Diam Nan Bijak

White empty tube of skincare bottle on bamboo plate with red hibiscus over tropical leaves background. Skincare spray tube on blue pool border.

 

Oleh Mush’ab Klaten, Takhasus

 

Suatu hari, Luqman al-Hakim menemui Nabi Allah Dawud alaihimas-salam yang sedang membuat baju besi. Itu merupakan keahlian beliau, membentuk besi. Bahkan diriwayatkan bahwa besi akan luluh di tangan Nabi Dawud. Beliau bisa membentuk-bentuknya sesuka hati. Di antaranya beliau bentuk menjadi baju besi.

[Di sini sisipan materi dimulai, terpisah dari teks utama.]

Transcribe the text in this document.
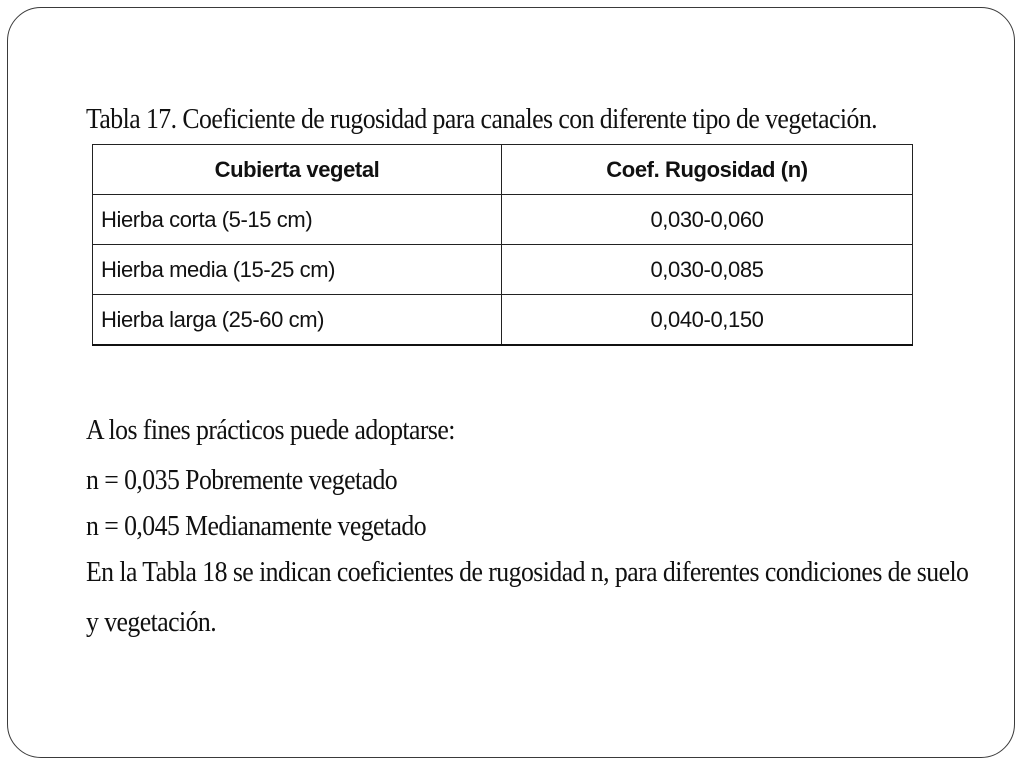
Tabla 17. Coeficiente de rugosidad para canales con diferente tipo de vegetación.
Cubierta vegetal	Coef. Rugosidad (n)
Hierba corta (5-15 cm)	0,030-0,060
Hierba media (15-25 cm)	0,030-0,085
Hierba larga (25-60 cm)	0,040-0,150
A los fines prácticos puede adoptarse:
n = 0,035 Pobremente vegetado
n = 0,045 Medianamente vegetado
En la Tabla 18 se indican coeficientes de rugosidad n, para diferentes condiciones de suelo
y vegetación.
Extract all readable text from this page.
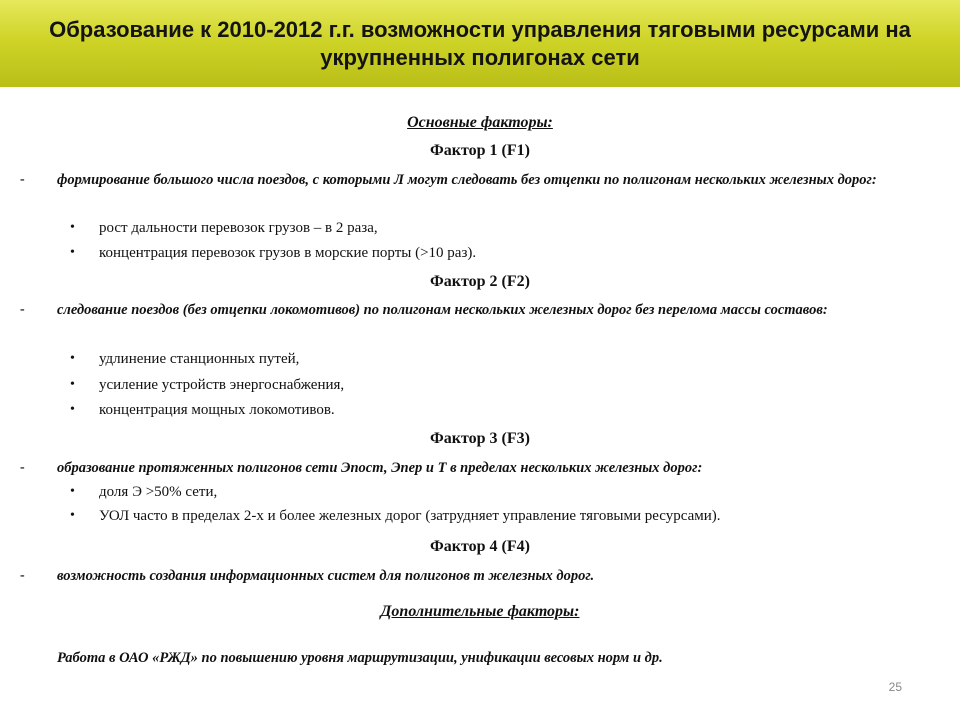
Образование к 2010-2012 г.г. возможности управления тяговыми ресурсами на укрупненных полигонах сети
Основные факторы:
Фактор 1 (F1)
- формирование большого числа поездов, с которыми Л могут следовать без отцепки по полигонам нескольких железных дорог:
• рост дальности перевозок грузов – в 2 раза,
• концентрация перевозок грузов в морские порты (>10 раз).
Фактор 2 (F2)
- следование поездов (без отцепки локомотивов) по полигонам нескольких железных дорог без перелома массы составов:
• удлинение станционных путей,
• усиление устройств энергоснабжения,
• концентрация мощных локомотивов.
Фактор 3 (F3)
- образование протяженных полигонов сети Эпост, Эпер и Т в пределах нескольких железных дорог:
• доля Э >50% сети,
• УОЛ часто в пределах 2-х и более железных дорог (затрудняет управление тяговыми ресурсами).
Фактор 4 (F4)
- возможность создания информационных систем для полигонов т железных дорог.
Дополнительные факторы:
Работа в ОАО «РЖД» по повышению уровня маршрутизации, унификации весовых норм и др.
25
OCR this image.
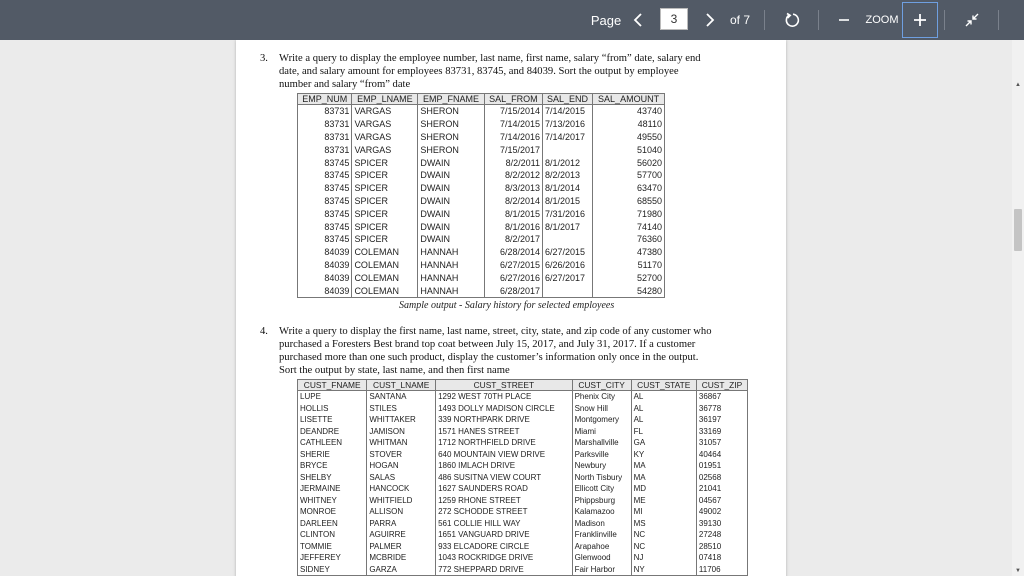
Page
3	of 7	ZOOM
3. Write a query to display the employee number, last name, first name, salary “from” date, salary end
date, and salary amount for employees 83731, 83745, and 84039. Sort the output by employee
number and salary “from” date
EMP_NUM	EMP_LNAME	EMP_FNAME	SAL_FROM	SAL_END	SAL_AMOUNT
83731	VARGAS	SHERON	7/15/2014	7/14/2015	43740
83731	VARGAS	SHERON	7/14/2015	7/13/2016	48110
83731	VARGAS	SHERON	7/14/2016	7/14/2017	49550
83731	VARGAS	SHERON	7/15/2017		51040
83745	SPICER	DWAIN	8/2/2011	8/1/2012	56020
83745	SPICER	DWAIN	8/2/2012	8/2/2013	57700
83745	SPICER	DWAIN	8/3/2013	8/1/2014	63470
83745	SPICER	DWAIN	8/2/2014	8/1/2015	68550
83745	SPICER	DWAIN	8/1/2015	7/31/2016	71980
83745	SPICER	DWAIN	8/1/2016	8/1/2017	74140
83745	SPICER	DWAIN	8/2/2017		76360
84039	COLEMAN	HANNAH	6/28/2014	6/27/2015	47380
84039	COLEMAN	HANNAH	6/27/2015	6/26/2016	51170
84039	COLEMAN	HANNAH	6/27/2016	6/27/2017	52700
84039	COLEMAN	HANNAH	6/28/2017		54280
Sample output - Salary history for selected employees
4. Write a query to display the first name, last name, street, city, state, and zip code of any customer who
purchased a Foresters Best brand top coat between July 15, 2017, and July 31, 2017. If a customer
purchased more than one such product, display the customer’s information only once in the output.
Sort the output by state, last name, and then first name
CUST_FNAME	CUST_LNAME	CUST_STREET	CUST_CITY	CUST_STATE	CUST_ZIP
LUPE	SANTANA	1292 WEST 70TH PLACE	Phenix City	AL	36867
HOLLIS	STILES	1493 DOLLY MADISON CIRCLE	Snow Hill	AL	36778
LISETTE	WHITTAKER	339 NORTHPARK DRIVE	Montgomery	AL	36197
DEANDRE	JAMISON	1571 HANES STREET	Miami	FL	33169
CATHLEEN	WHITMAN	1712 NORTHFIELD DRIVE	Marshallville	GA	31057
SHERIE	STOVER	640 MOUNTAIN VIEW DRIVE	Parksville	KY	40464
BRYCE	HOGAN	1860 IMLACH DRIVE	Newbury	MA	01951
SHELBY	SALAS	486 SUSITNA VIEW COURT	North Tisbury	MA	02568
JERMAINE	HANCOCK	1627 SAUNDERS ROAD	Ellicott City	MD	21041
WHITNEY	WHITFIELD	1259 RHONE STREET	Phippsburg	ME	04567
MONROE	ALLISON	272 SCHODDE STREET	Kalamazoo	MI	49002
DARLEEN	PARRA	561 COLLIE HILL WAY	Madison	MS	39130
CLINTON	AGUIRRE	1651 VANGUARD DRIVE	Franklinville	NC	27248
TOMMIE	PALMER	933 ELCADORE CIRCLE	Arapahoe	NC	28510
JEFFEREY	MCBRIDE	1043 ROCKRIDGE DRIVE	Glenwood	NJ	07418
SIDNEY	GARZA	772 SHEPPARD DRIVE	Fair Harbor	NY	11706
▲
▼
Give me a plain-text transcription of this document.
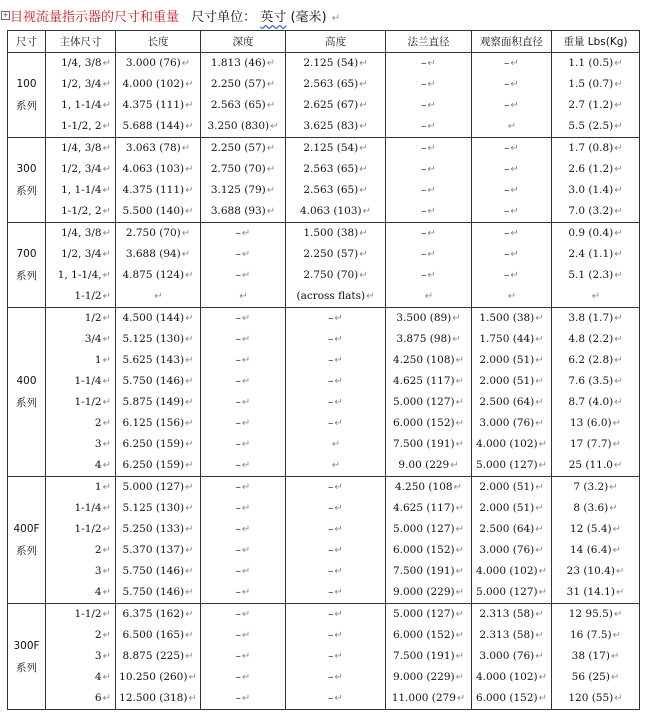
+ 目视流量指示器的尺寸和重量 尺寸单位： 英寸 (毫米) ↵
尺寸	主体尺寸	长度	深度	高度	法兰直径	观察面积直径	重量 Lbs(Kg)
100
系列	1/4, 3/8↵	3.000 (76)↵	1.813 (46)↵	2.125 (54)↵	–↵	–↵	1.1 (0.5)↵
	1/2, 3/4↵	4.000 (102)↵	2.250 (57)↵	2.563 (65)↵	–↵	–↵	1.5 (0.7)↵
	1, 1-1/4↵	4.375 (111)↵	2.563 (65)↵	2.625 (67)↵	–↵	–↵	2.7 (1.2)↵
	1-1/2, 2↵	5.688 (144)↵	3.250 (830)↵	3.625 (83)↵	–↵	↵	5.5 (2.5)↵
300
系列	1/4, 3/8↵	3.063 (78)↵	2.250 (57)↵	2.125 (54)↵	–↵	–↵	1.7 (0.8)↵
	1/2, 3/4↵	4.063 (103)↵	2.750 (70)↵	2.563 (65)↵	–↵	–↵	2.6 (1.2)↵
	1, 1-1/4↵	4.375 (111)↵	3.125 (79)↵	2.563 (65)↵	–↵	–↵	3.0 (1.4)↵
	1-1/2, 2↵	5.500 (140)↵	3.688 (93)↵	4.063 (103)↵	–↵	–↵	7.0 (3.2)↵
700
系列	1/4, 3/8↵	2.750 (70)↵	–↵	1.500 (38)↵	–↵	–↵	0.9 (0.4)↵
	1/2, 3/4↵	3.688 (94)↵	–↵	2.250 (57)↵	–↵	–↵	2.4 (1.1)↵
	1, 1-1/4,↵	4.875 (124)↵	–↵	2.750 (70)↵	–↵	–↵	5.1 (2.3)↵
	1-1/2↵	↵	↵	(across flats)↵	↵	↵	↵
400
系列	1/2↵	4.500 (144)↵	–↵	–↵	3.500 (89)↵	1.500 (38)↵	3.8 (1.7)↵
	3/4↵	5.125 (130)↵	–↵	–↵	3.875 (98)↵	1.750 (44)↵	4.8 (2.2)↵
	1↵	5.625 (143)↵	–↵	–↵	4.250 (108)↵	2.000 (51)↵	6.2 (2.8)↵
	1-1/4↵	5.750 (146)↵	–↵	–↵	4.625 (117)↵	2.000 (51)↵	7.6 (3.5)↵
	1-1/2↵	5.875 (149)↵	–↵	–↵	5.000 (127)↵	2.500 (64)↵	8.7 (4.0)↵
	2↵	6.125 (156)↵	–↵	–↵	6.000 (152)↵	3.000 (76)↵	13 (6.0)↵
	3↵	6.250 (159)↵	–↵	↵	7.500 (191)↵	4.000 (102)↵	17 (7.7)↵
	4↵	6.250 (159)↵	–↵	↵	9.00 (229↵	5.000 (127)↵	25 (11.0↵
400F
系列	1↵	5.000 (127)↵	–↵	–↵	4.250 (108↵	2.000 (51)↵	7 (3.2)↵
	1-1/4↵	5.125 (130)↵	–↵	–↵	4.625 (117)↵	2.000 (51)↵	8 (3.6)↵
	1-1/2↵	5.250 (133)↵	–↵	–↵	5.000 (127)↵	2.500 (64)↵	12 (5.4)↵
	2↵	5.370 (137)↵	–↵	–↵	6.000 (152)↵	3.000 (76)↵	14 (6.4)↵
	3↵	5.750 (146)↵	–↵	–↵	7.500 (191)↵	4.000 (102)↵	23 (10.4)↵
	4↵	5.750 (146)↵	–↵	–↵	9.000 (229)↵	5.000 (127)↵	31 (14.1)↵
300F
系列	1-1/2↵	6.375 (162)↵	–↵	–↵	5.000 (127)↵	2.313 (58)↵	12 95.5)↵
	2↵	6.500 (165)↵	–↵	–↵	6.000 (152)↵	2.313 (58)↵	16 (7.5)↵
	3↵	8.875 (225)↵	–↵	–↵	7.500 (191)↵	3.000 (76)↵	38 (17)↵
	4↵	10.250 (260)↵	–↵	–↵	9.000 (229)↵	4.000 (102)↵	56 (25)↵
	6↵	12.500 (318)↵	–↵	–↵	11.000 (279↵	6.000 (152)↵	120 (55)↵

Luqman al-Hakim tidak tahu apa yang sedang dibuat oleh Nabi Dawud. Ia tidak mengerti untuk apa besi itu di lengkung-lengkungkan. Mengapa besi-besi itu dibentuk dengan bentuk yang aneh. Beliau hendak bertanya, namun urung. Sikap hikmah (bijak) yang beliau miliki menahannya dari pertanyaan itu. Akhirnya beliau memilih untuk diam saja.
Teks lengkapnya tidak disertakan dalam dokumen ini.